How to Make Eyeliner: Recipe #2
This recipe is a bit more involved.
- ½ teaspoon of grated beeswax or beeswax pastilles (find beeswax here)
- ½ teaspoon oil – coconut, grapeseed, or sweet almond all work well (find these oils here)
- ¼ teaspoon activated charcoal (find charcoal powder here or capsules here)
- ¼ teaspoon distilled water
Melt the oil and wax together, then add the charcoal. Once it is blended well, add the water and whisk with a small whisk or a fork. If it separates, add a small amount of lecithin, maybe a capsule full. This will keep in the refrigerator for about a month using the same steps as above. (See Recipe #1 for tips on applying and removing the eyeliner.)
- As with any eye make up, change your mix every month or so.

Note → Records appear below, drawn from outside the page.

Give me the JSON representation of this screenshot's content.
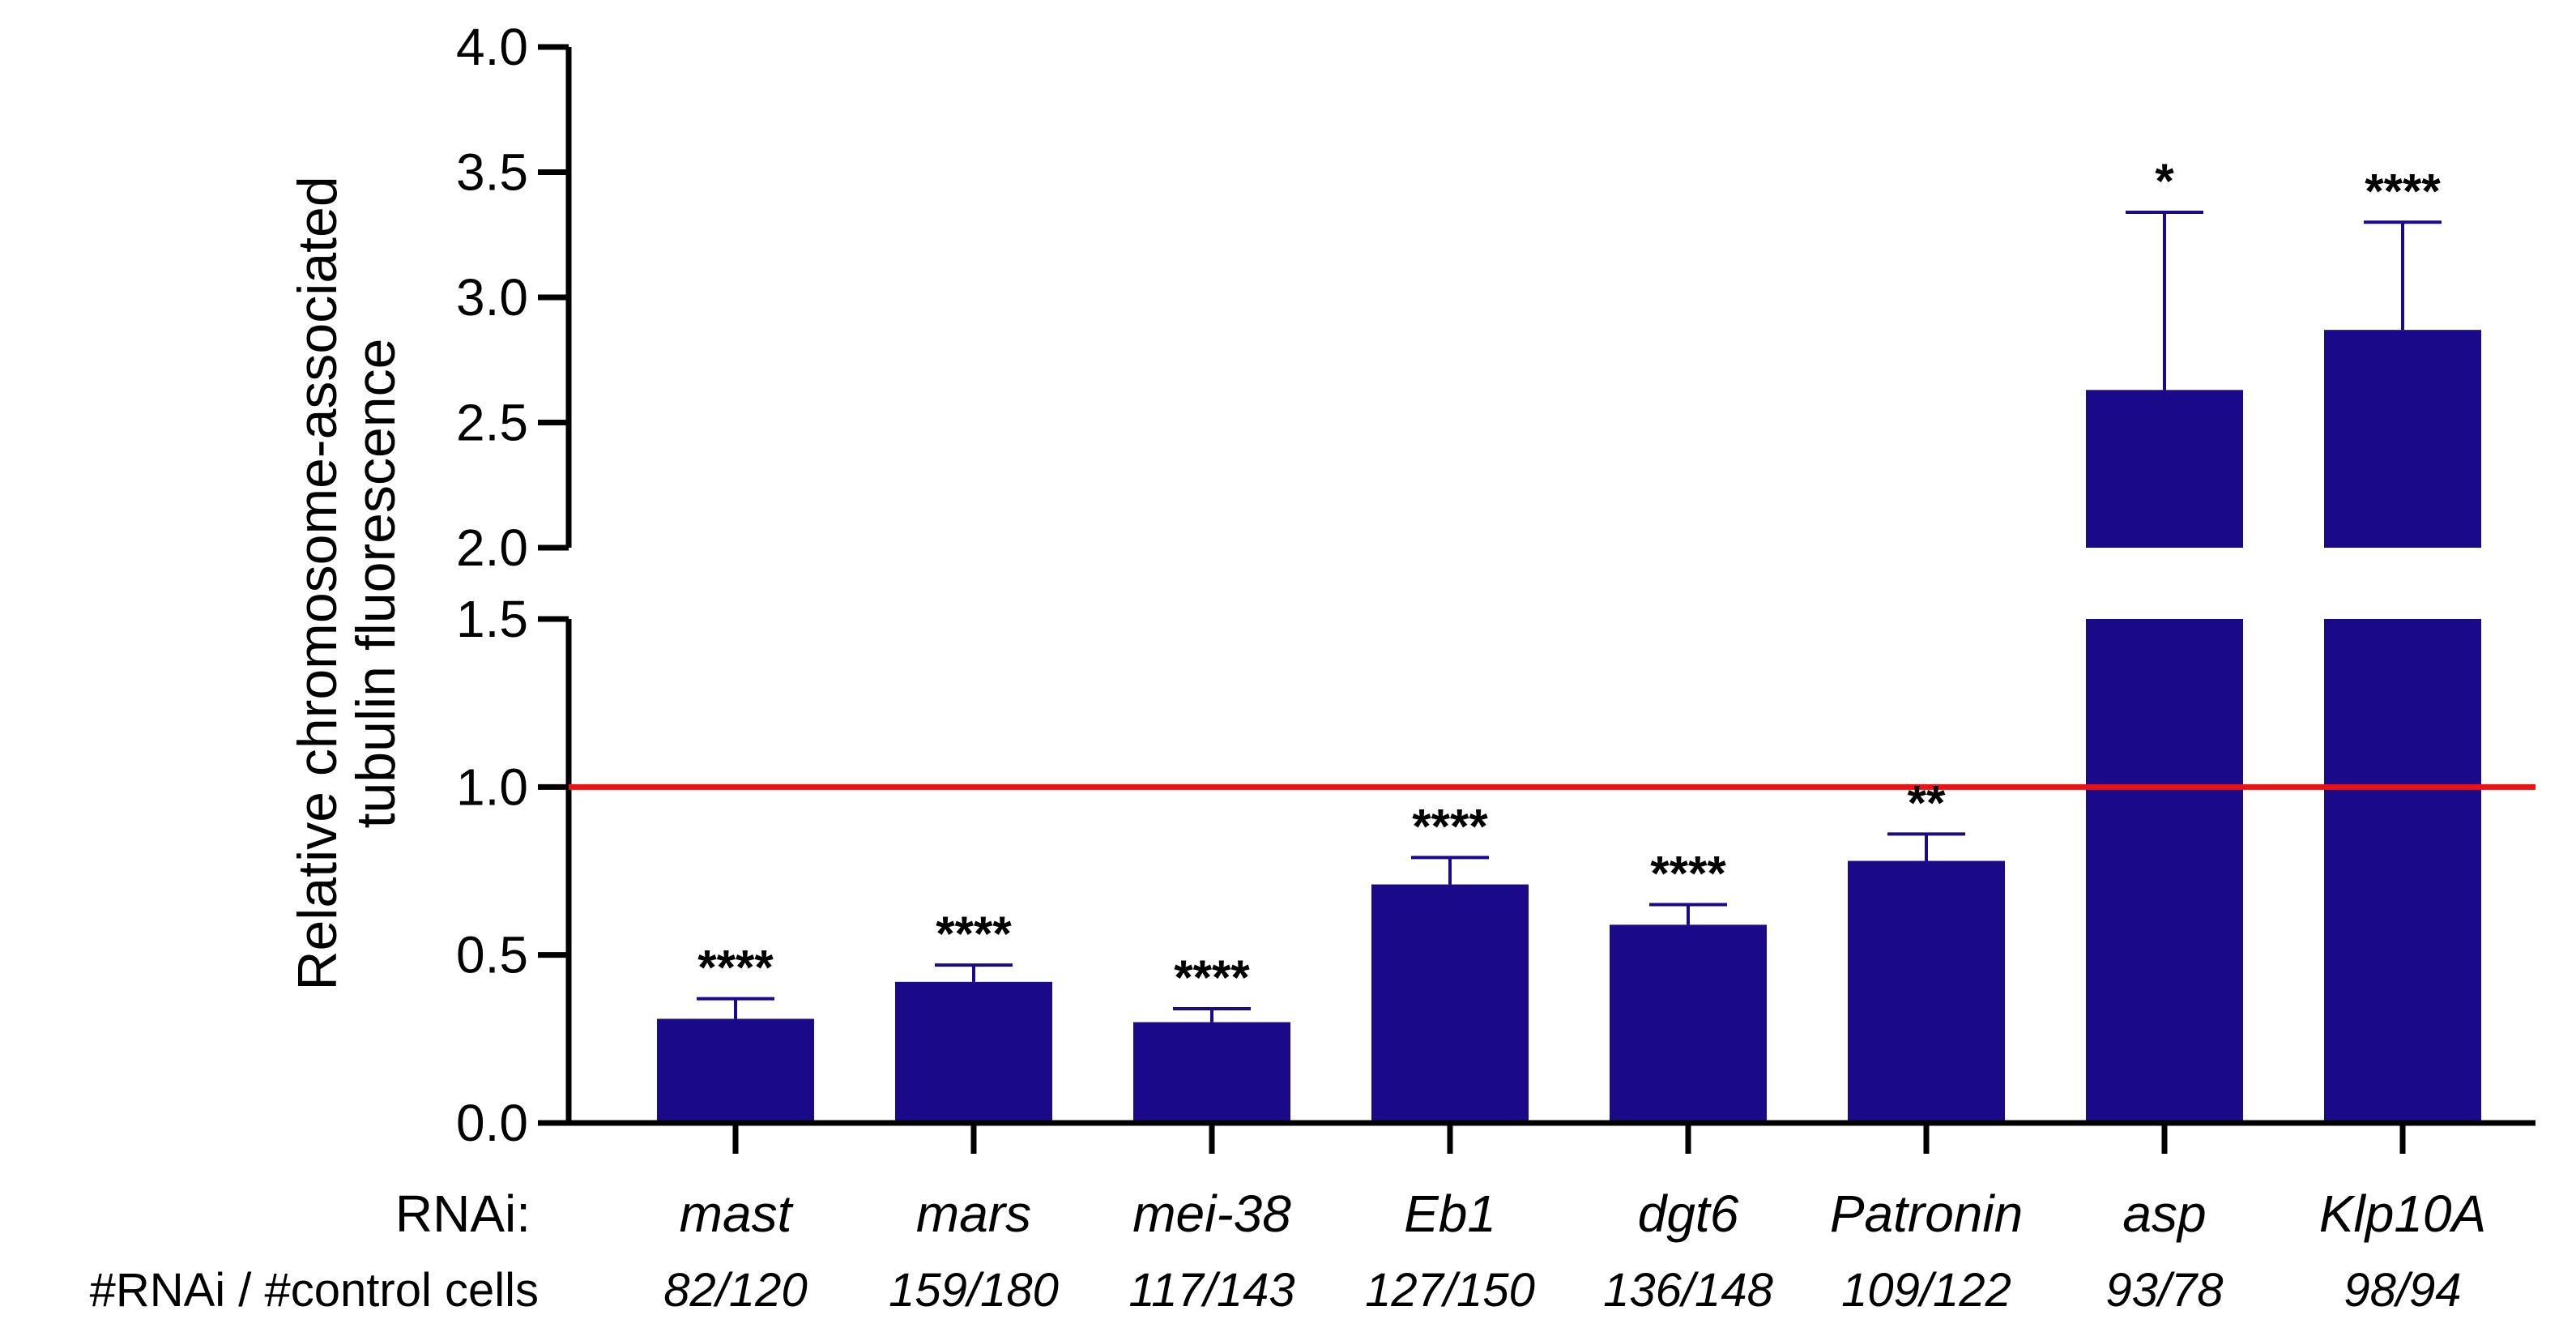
{
  "chart_data": {
    "type": "bar",
    "ylabel_lines": [
      "Relative chromosome-associated",
      "tubulin fluorescence"
    ],
    "row_labels": {
      "rnai": "RNAi:",
      "counts": "#RNAi / #control cells"
    },
    "categories": [
      "mast",
      "mars",
      "mei-38",
      "Eb1",
      "dgt6",
      "Patronin",
      "asp",
      "Klp10A"
    ],
    "counts": [
      "82/120",
      "159/180",
      "117/143",
      "127/150",
      "136/148",
      "109/122",
      "93/78",
      "98/94"
    ],
    "values": [
      0.31,
      0.42,
      0.3,
      0.71,
      0.59,
      0.78,
      2.63,
      2.87
    ],
    "errors": [
      0.06,
      0.05,
      0.04,
      0.08,
      0.06,
      0.08,
      0.71,
      0.43
    ],
    "significance": [
      "****",
      "****",
      "****",
      "****",
      "****",
      "**",
      "*",
      "****"
    ],
    "y_axis_segments": [
      {
        "range": [
          0,
          1.5
        ],
        "ticks": [
          0.0,
          0.5,
          1.0,
          1.5
        ],
        "tick_labels": [
          "0.0",
          "0.5",
          "1.0",
          "1.5"
        ]
      },
      {
        "range": [
          2.0,
          4.0
        ],
        "ticks": [
          2.0,
          2.5,
          3.0,
          3.5,
          4.0
        ],
        "tick_labels": [
          "2.0",
          "2.5",
          "3.0",
          "3.5",
          "4.0"
        ]
      }
    ],
    "reference_line": 1.0,
    "bar_color": "#1a0a8a",
    "reference_color": "#ee1111"
  }
}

It is inexpensive to make and keeping it longer will only encourage bacteria to grow.
- Keeping your homemade eyeliner refrigerated will help discourage the growth of bacteria.
- Clean your brushes well and allow them to air dry. I have several that I found at a dollar store that I keep in rotation.
- Don’t use eyeliner on the inner eyelid, just on the outside of the lashes, and avoid getting it in your eyes. It may not cause permanent damage, but it can be very irritating.
- Never use pigments not approved for cosmetic use. A little pigment goes a long way, so it’s not expensive to get the right thing.
Have you ever experimented with making your own eyeliner? Tell us about it!